Sadly, the Bush administration has sided consistently with the corporations out to protect their financial interests over the rights of the public domain. You ask any of the remaining Democratic presidential candidates to give you their opinions on the scurrilous DMCA, and you'll get a blank look. If the moment in copyright law continues unabated, "fair use" will no longer exist. You won't be able to record a TV show for later use without paying a fee. Music will be locked behind DRM, and you'll have to buy a license to play an album for EACH machine you want to play it on. You think CD prices are bad now? Wait until you have to buy an album three times just be able to play it on your home stereo, your work computer, and in your car.

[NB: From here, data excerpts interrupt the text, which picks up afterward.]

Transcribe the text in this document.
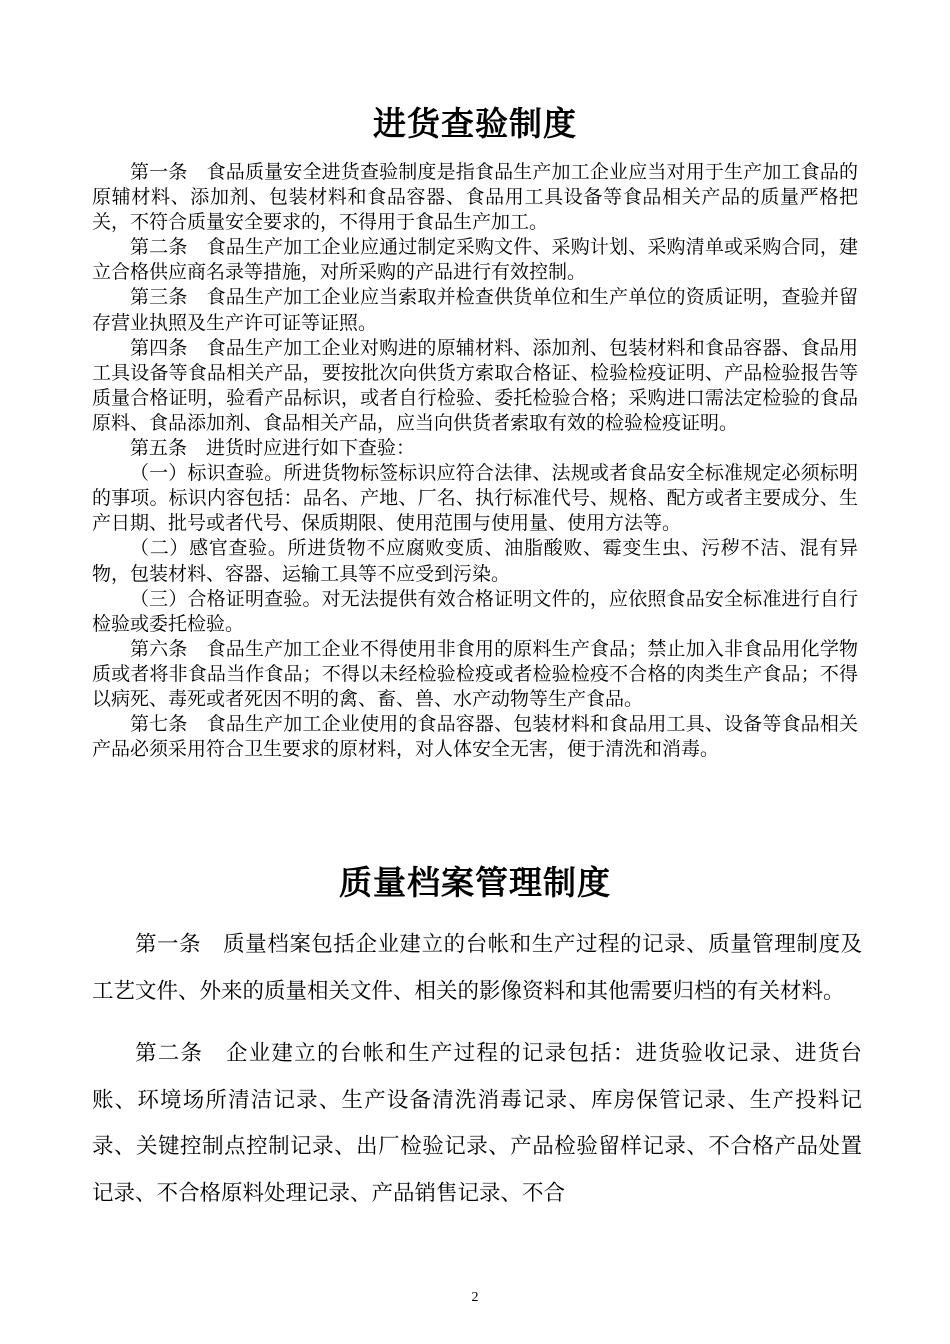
进货查验制度

第一条　食品质量安全进货查验制度是指食品生产加工企业应当对用于生产加工食品的原辅材料、添加剂、包装材料和食品容器、食品用工具设备等食品相关产品的质量严格把关，不符合质量安全要求的，不得用于食品生产加工。

第二条　食品生产加工企业应通过制定采购文件、采购计划、采购清单或采购合同，建立合格供应商名录等措施，对所采购的产品进行有效控制。

第三条　食品生产加工企业应当索取并检查供货单位和生产单位的资质证明，查验并留存营业执照及生产许可证等证照。

第四条　食品生产加工企业对购进的原辅材料、添加剂、包装材料和食品容器、食品用工具设备等食品相关产品，要按批次向供货方索取合格证、检验检疫证明、产品检验报告等质量合格证明，验看产品标识，或者自行检验、委托检验合格；采购进口需法定检验的食品原料、食品添加剂、食品相关产品，应当向供货者索取有效的检验检疫证明。

第五条　进货时应进行如下查验：

（一）标识查验。所进货物标签标识应符合法律、法规或者食品安全标准规定必须标明的事项。标识内容包括：品名、产地、厂名、执行标准代号、规格、配方或者主要成分、生产日期、批号或者代号、保质期限、使用范围与使用量、使用方法等。

（二）感官查验。所进货物不应腐败变质、油脂酸败、霉变生虫、污秽不洁、混有异物，包装材料、容器、运输工具等不应受到污染。

（三）合格证明查验。对无法提供有效合格证明文件的，应依照食品安全标准进行自行检验或委托检验。

第六条　食品生产加工企业不得使用非食用的原料生产食品；禁止加入非食品用化学物质或者将非食品当作食品；不得以未经检验检疫或者检验检疫不合格的肉类生产食品；不得以病死、毒死或者死因不明的禽、畜、兽、水产动物等生产食品。

第七条　食品生产加工企业使用的食品容器、包装材料和食品用工具、设备等食品相关产品必须采用符合卫生要求的原材料，对人体安全无害，便于清洗和消毒。

质量档案管理制度

第一条　质量档案包括企业建立的台帐和生产过程的记录、质量管理制度及工艺文件、外来的质量相关文件、相关的影像资料和其他需要归档的有关材料。

第二条　企业建立的台帐和生产过程的记录包括：进货验收记录、进货台账、环境场所清洁记录、生产设备清洗消毒记录、库房保管记录、生产投料记录、关键控制点控制记录、出厂检验记录、产品检验留样记录、不合格产品处置记录、不合格原料处理记录、产品销售记录、不合

2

And just wait until e-books catch on -- and you can't loan the latest Kingsolver or Franzen to a friend because it's only licensed to your system.

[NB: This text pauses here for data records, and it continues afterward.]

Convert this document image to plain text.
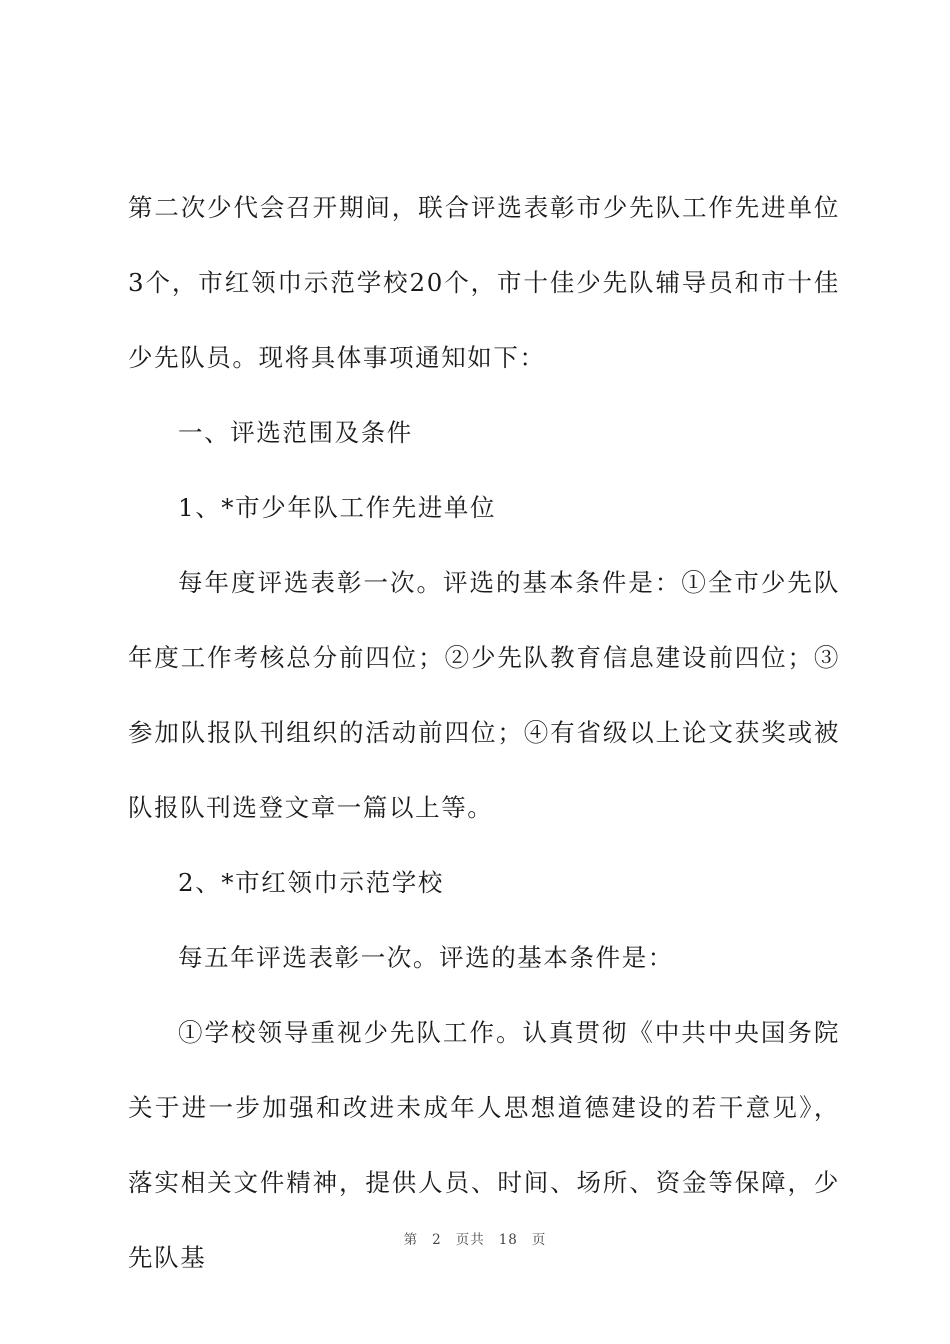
第二次少代会召开期间，联合评选表彰市少先队工作先进单位3个，市红领巾示范学校20个，市十佳少先队辅导员和市十佳少先队员。现将具体事项通知如下：

一、评选范围及条件

1、*市少年队工作先进单位

每年度评选表彰一次。评选的基本条件是：①全市少先队年度工作考核总分前四位；②少先队教育信息建设前四位；③参加队报队刊组织的活动前四位；④有省级以上论文获奖或被队报队刊选登文章一篇以上等。

2、*市红领巾示范学校

每五年评选表彰一次。评选的基本条件是：

①学校领导重视少先队工作。认真贯彻《中共中央国务院关于进一步加强和改进未成年人思想道德建设的若干意见》，落实相关文件精神，提供人员、时间、场所、资金等保障，少先队基

第 2 页共 18 页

Sad thing is, the abrogation of fair use sounds familiar, like the minister who stayed silent when the Nazis took away the Jews and the gypsies. When the Nazis came for him, there was no one left to plead his case.

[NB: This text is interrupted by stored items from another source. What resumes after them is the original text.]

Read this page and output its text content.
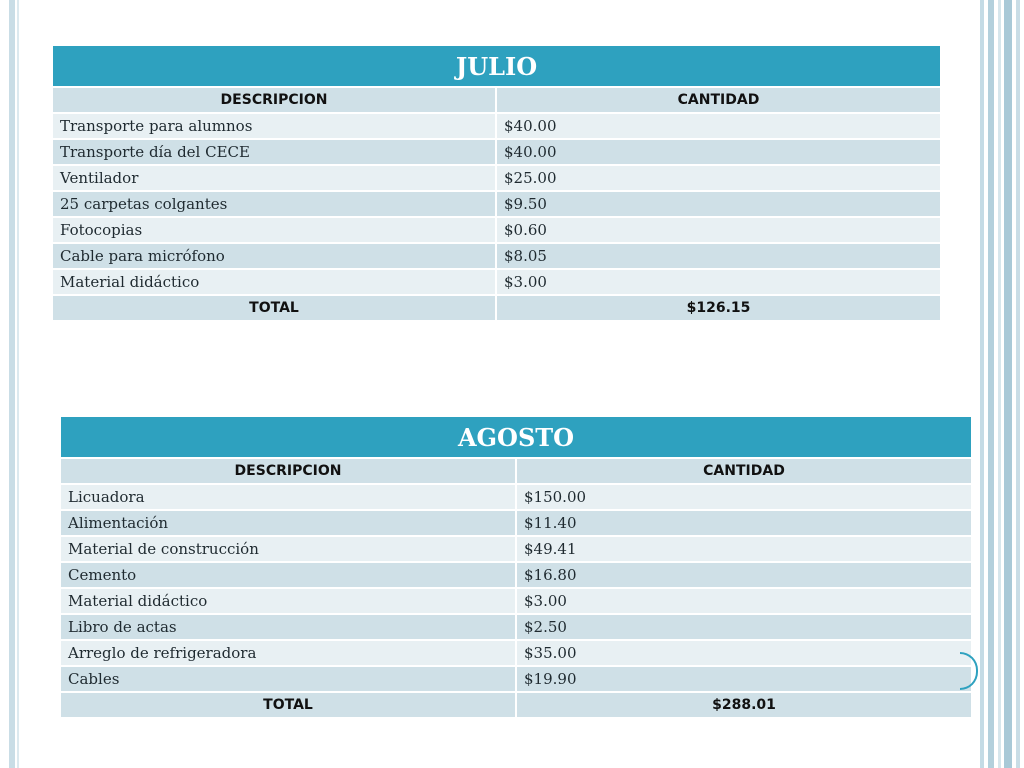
JULIO	
DESCRIPCION	CANTIDAD
Transporte para alumnos	$40.00
Transporte día del CECE	$40.00
Ventilador	$25.00
25 carpetas colgantes	$9.50
Fotocopias	$0.60
Cable para micrófono	$8.05
Material didáctico	$3.00
TOTAL	$126.15
AGOSTO	
DESCRIPCION	CANTIDAD
Licuadora	$150.00
Alimentación	$11.40
Material de construcción	$49.41
Cemento	$16.80
Material didáctico	$3.00
Libro de actas	$2.50
Arreglo de refrigeradora	$35.00
Cables	$19.90
TOTAL	$288.01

Posted by dylan at 05:38 PM
November 02, 2003
Today is my middle brother's birthday -- he's now in the waning year of his 20s. Happy happy to him.
Tuesday is Election Day in Seattle, and it's time to elect half the city council. Unlike other more sensible and reasonable cities, Seattle's council members are all at-large -- no wards or districts. A great system in, say, a town of 50,000, but gridlock-inducing in a city of 500,000. So, for the third time in the last 15 years or so, there's a citizen's intiative to junk the at-large setup and create nine districts which would each elect one council member. Finally, if you have a problem in your neighborhood, you'll have one person to call, one person to fire if they are unresponsive. Every other large city in this country does it this way, and it works quite well. It's reasonable. It's sensible.
And since it's reasonable and sensible, just about everyone in power in this city is against it. You get editorials like this one in the P-I bemoaning the "lack of diversity" in district elections and how much more diverse the Seattle city council has been with at-large elections. What they don't mention is that there was a long period when there was no council member residing north of the Ship Canal -- an area where a majority of the city lives. There is no council member who lives west of Aurora and north of the Canal now, an area that includes Ballard, Fremont, Wallingford, Green Lake, Phinney Ridge... in essence, the residential core of the city. There are no council members who reside in West Seattle, none who reside anywhere near Rainier Beach or Georgetown or White Center. There has been a black council member for years, but that's because there's this "understanding" that seat #8 is the "black seat." Anyway, this is Seattle, one of the most liberal cities in America, and this means the council would have a large amount of racial and ethnic diversity even if you gerrymandered every district to make the conditions for a nine white male council possible.
So, the charter amendment will go down in flames on Tuesday. But, then, this is Seattle, a town where decisions aren't nearly as important as getting input from at least 2000 community groups first.